Depois da hora mais escura

426 11 160
                                    

Os galhos das árvores trepidavam resistentes à rebeldia do vento naquela manhã. Um som farfalhante crescia por entre as folhas agitadas.  A claridade do sol se embaçava pela poeira que se erigia do chão pelo caminho. 

Assim que o carro parou, os moradores da pequena vila se apressaram para descobrir quem estava chegando. Brisa saiu primeiro, seguida por Tininha. As duas rapidamente passaram os olhos ao redor e identificaram muitos rostos conhecidos que as encaravam curiosos. 

Oto saiu em seguida, deu a volta e abriu a porta de trás para tirar Tonho da cadeirinha. Pegou-o no colo brevemente e o colocou no chão. O menino  mal tocou o solo e saiu correndo livre, como sabia que podia ser ali. Tininha o seguiu, chamando-o para sua casa. Queria evitar que Tonho tentasse entrar na casa em que havia morado e que Núbia tinha tomado de volta. 

Brisa e Oto se entreolharam. Ele se aproximou e passou o braço por seu ombro para seguirem. Naquele momento, muitos olhos estavam sobre eles. Podiam sentir no ar a tensão de serem o alvo de tantas atenções. Junto à incomum ventania que varria ruidosamente a vila, ouviam comentários em vozes secas e abafadas.

Com o olhar reto em seu destino, Brisa ia pelo caminho que conhecia de olhos fechados com a cabeça erguida. Os olhos de Oto oscilavam entre o cenário que tanto ansiava em conhecer e os olhares inquisidores daqueles estranhos que pareciam conhecê-lo, de alguma forma. 
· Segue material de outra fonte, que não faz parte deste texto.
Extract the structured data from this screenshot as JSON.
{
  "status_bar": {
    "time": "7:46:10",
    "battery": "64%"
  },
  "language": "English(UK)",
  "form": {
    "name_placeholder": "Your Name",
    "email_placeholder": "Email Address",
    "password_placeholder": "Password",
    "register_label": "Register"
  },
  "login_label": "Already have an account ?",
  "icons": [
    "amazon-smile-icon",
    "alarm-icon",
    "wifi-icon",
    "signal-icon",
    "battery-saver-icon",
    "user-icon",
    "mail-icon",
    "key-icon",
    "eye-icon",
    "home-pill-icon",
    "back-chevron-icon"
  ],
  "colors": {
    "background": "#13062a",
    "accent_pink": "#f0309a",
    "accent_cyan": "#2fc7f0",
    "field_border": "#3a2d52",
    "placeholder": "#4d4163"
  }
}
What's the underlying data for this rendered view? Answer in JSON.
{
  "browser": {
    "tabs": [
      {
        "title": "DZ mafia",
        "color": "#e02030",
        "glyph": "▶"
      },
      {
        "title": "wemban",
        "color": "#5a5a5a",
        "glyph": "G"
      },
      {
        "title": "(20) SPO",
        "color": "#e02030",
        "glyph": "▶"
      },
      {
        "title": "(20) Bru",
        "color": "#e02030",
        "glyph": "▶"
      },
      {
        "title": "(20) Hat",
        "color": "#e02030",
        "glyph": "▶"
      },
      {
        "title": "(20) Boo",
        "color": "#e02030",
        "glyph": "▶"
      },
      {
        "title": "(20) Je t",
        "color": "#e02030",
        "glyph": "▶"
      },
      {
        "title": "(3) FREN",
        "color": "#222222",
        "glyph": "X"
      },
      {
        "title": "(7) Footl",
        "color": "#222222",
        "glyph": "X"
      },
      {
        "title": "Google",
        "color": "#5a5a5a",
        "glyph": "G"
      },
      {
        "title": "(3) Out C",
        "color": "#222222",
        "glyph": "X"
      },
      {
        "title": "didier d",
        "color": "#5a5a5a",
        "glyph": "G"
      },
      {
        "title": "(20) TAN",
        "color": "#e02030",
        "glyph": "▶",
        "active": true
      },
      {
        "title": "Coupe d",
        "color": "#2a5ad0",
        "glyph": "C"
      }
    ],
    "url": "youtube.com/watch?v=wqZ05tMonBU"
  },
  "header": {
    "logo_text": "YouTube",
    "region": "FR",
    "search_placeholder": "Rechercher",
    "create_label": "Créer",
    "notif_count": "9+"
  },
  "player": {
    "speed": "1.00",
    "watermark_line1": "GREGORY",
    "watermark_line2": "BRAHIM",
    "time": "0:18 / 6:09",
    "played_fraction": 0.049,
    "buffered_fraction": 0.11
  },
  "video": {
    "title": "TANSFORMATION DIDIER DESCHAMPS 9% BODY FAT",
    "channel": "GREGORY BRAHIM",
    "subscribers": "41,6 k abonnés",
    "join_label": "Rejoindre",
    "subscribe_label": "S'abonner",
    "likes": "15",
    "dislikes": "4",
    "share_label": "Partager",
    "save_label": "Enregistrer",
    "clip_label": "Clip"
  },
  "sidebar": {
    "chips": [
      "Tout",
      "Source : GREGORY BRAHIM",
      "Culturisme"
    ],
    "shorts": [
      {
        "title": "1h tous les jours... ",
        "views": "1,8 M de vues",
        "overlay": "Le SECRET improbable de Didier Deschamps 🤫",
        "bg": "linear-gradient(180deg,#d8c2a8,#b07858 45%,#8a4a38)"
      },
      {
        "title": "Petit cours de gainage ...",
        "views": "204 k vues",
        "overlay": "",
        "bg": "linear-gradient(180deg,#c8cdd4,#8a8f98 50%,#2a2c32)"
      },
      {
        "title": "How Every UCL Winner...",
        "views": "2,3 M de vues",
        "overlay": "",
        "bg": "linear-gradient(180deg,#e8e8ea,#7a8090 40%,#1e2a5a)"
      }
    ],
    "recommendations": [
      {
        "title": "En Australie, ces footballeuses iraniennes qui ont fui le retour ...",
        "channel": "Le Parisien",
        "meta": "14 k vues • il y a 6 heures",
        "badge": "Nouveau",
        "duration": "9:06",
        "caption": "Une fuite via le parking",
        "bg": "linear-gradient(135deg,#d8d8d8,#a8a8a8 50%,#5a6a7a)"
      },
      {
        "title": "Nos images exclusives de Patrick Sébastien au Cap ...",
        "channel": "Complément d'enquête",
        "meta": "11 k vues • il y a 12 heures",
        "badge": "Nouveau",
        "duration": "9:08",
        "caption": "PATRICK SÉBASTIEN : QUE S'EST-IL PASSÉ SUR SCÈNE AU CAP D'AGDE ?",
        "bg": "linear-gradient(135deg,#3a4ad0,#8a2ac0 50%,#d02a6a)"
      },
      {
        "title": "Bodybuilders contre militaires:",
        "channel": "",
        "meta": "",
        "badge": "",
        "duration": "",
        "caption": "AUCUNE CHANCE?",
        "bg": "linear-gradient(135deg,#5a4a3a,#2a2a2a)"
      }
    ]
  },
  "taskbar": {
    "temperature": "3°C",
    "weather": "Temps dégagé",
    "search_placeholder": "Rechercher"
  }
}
Na frente de uma das casas, Adalgisa, amiga e confidente de Núbia, olhava Oto de cima a baixo. Deixou os cochichos  com uma vizinha de lado e resolveu se manifestar diretamente. Sem tirar os olhos de Oto, dirigiu-se  à Brisa:

- Tá de volta, é? Pensei que não gostava mais daqui.

- Da minha terra eu gosto. Só é uma pena ter que encarar o que eu não sinto falta alguma para poder visitar.

- É ele o seu marido? - Perguntou fazendo um gesto com a cabeça na direção de Oto. 

- É sim, é Oto. 

Oto a cumprimentou em silêncio.

- É o do avião, não é?

Os olhos de Adalgisa pousaram sobre a barriga de Brisa.

- E já tá de barriga, é?

- Por quê? Tem prazo certo para cumprir?

- Não, não tô dizendo isso. Só perguntei...

- Pois sim. É uma menina. Para você não ter o trabalho de perguntar... Agora, com licença que eu e minha família temos mais o que fazer. 

Brisa saiu com passos firmes, puxando Oto pela mão.

Na pequena sala da casa de Tininha, ela esperava pelos dois com uma expressão zombeteira. 

- Passaram ilesos, ninguém tentou segurar vocês, não? 

- Bem que queriam. Adalgisa veio logo se inteirar... Não perde a chance de marocagem, né? Precisava ver o jeito que ela olhava para Oto. Só faltou pedir a identidade dele. 

- Tô me sentindo até uma celebridade. Tanta gente me olhando...

- Mas não deixa de ser. Aqui você é o "homem do avião", que dona Núbia vivia espalhando essa história, repetindo por aí.  - Tininha comentou em tom de deboche.

- Ah, então os chifres do Ari também são famosos assim? - Perguntou com um sorriso cínico no rosto.

- Que chifre?  - Brisa perguntou indignada.

- Ué, os que ele sempre achou que tem. 

- Mas não tem cifre nenhum! Não vem com essa história, que tu sabes!